THE NEW CONSTITUTIONS OF THE EMPEROR LEO.
~  XLVIII  ~
WOMEN SHALL NOT ACT AS WITNESSES IN THE EXECUTION OF CONTRACTS.



 
S. P. Scott, The Civil Law, XVII, Cincinnati, 1932 ).
 

 
The Same Emperor to the Same Stylianus.

  I do not know why the ancient authorities, without having thoroughly considered the subject, conferred upon women the right of acting as witnesses. It was, indeed, well known, and they themselves could not fail to be aware that it was dishonorable for them to appear frequently before the eyes of men, and that those who were modest and virtuous should avoid doing so.
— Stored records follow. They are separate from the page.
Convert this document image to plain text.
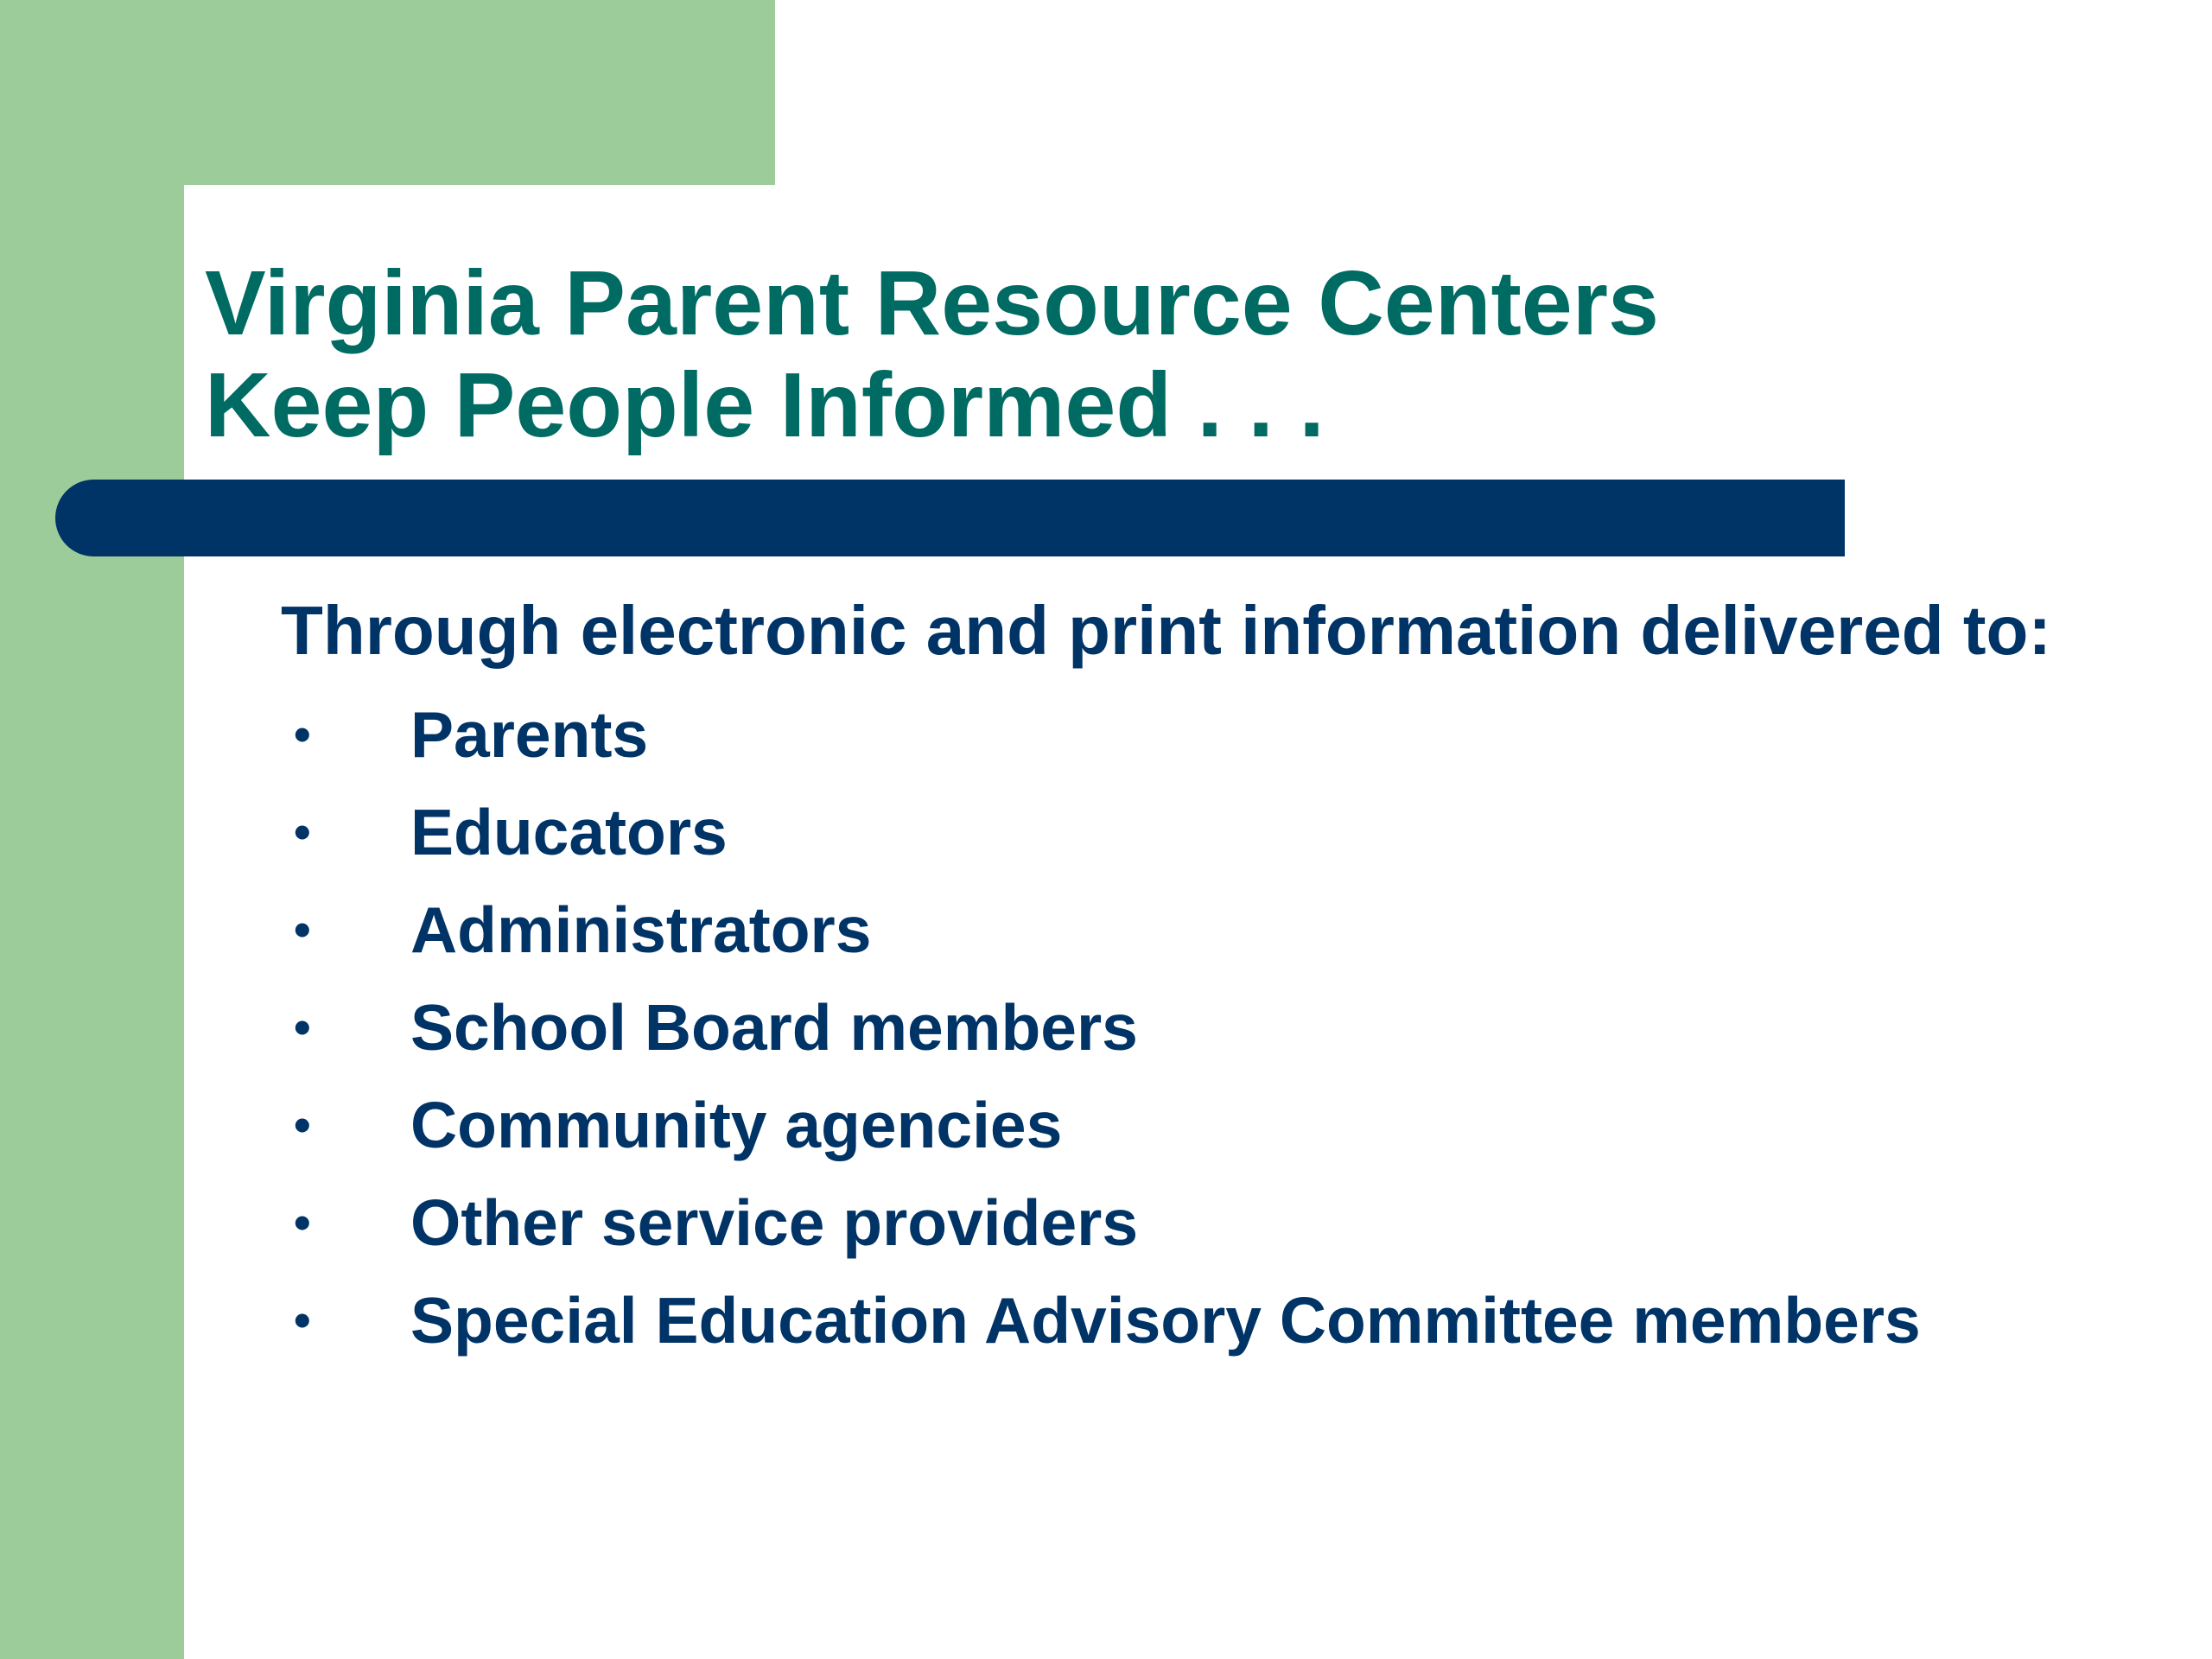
Virginia Parent Resource Centers
Keep People Informed . . .

Through electronic and print information delivered to:

• Parents
• Educators
• Administrators
• School Board members
• Community agencies
• Other service providers
• Special Education Advisory Committee members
For this reason, as I have previously stated, I do not understand why they permitted them to be called as witnesses, a privilege which resulted in their frequently being associated with great crowds of men, and holding conversation with them of a character very unbecoming to the sex. Did they think that in public matters the statements of women should be heard, when they had been admitted to give evidence as men do; like the Scythian women who We know were in the habit of arming themselves in company with their husbands, for the purpose of making war? And, in addition to the monstrous absurdity of such a practice, is it not clear that it brings about confusion of the sexes, by rendering the qualities which distinguish them common to both, and thereby causes perplexity, as well as the destruction of their distinctive attributes; for do not such customs violate the modesty and the virtue peculiar to women, who should always assemble in their own houses with decorum, and never dissolutely or familiarly? And, indeed, the power to act as witnesses in the numerous assemblies of men with which they mingle, as well as taking part in public affairs, gives them the habit of speaking more freely than they ought, and, depriving them of the morality and reserve of their sex, encourages them in the exercise of boldness and wickedness which, to some extent, is even insulting to men. For is it not an insult, and a very serious one, for women to be authorized to do something which is especially within the province of the male sex? Wherefore, with a view to reforming not only the errors of custom, but also of law, We hereby deprive them of the power of acting as witnesses, and by this constitution forbid them to be called to witness contracts under any circumstances. But, so far as matters in which they are exclusively interested are concerned, and when men cannot act as witnesses, as, for instance, in confinements, and other things where only women are allowed to be present, they can give testimony as to what is exclusively their own, and which should be concealed from the eyes of men.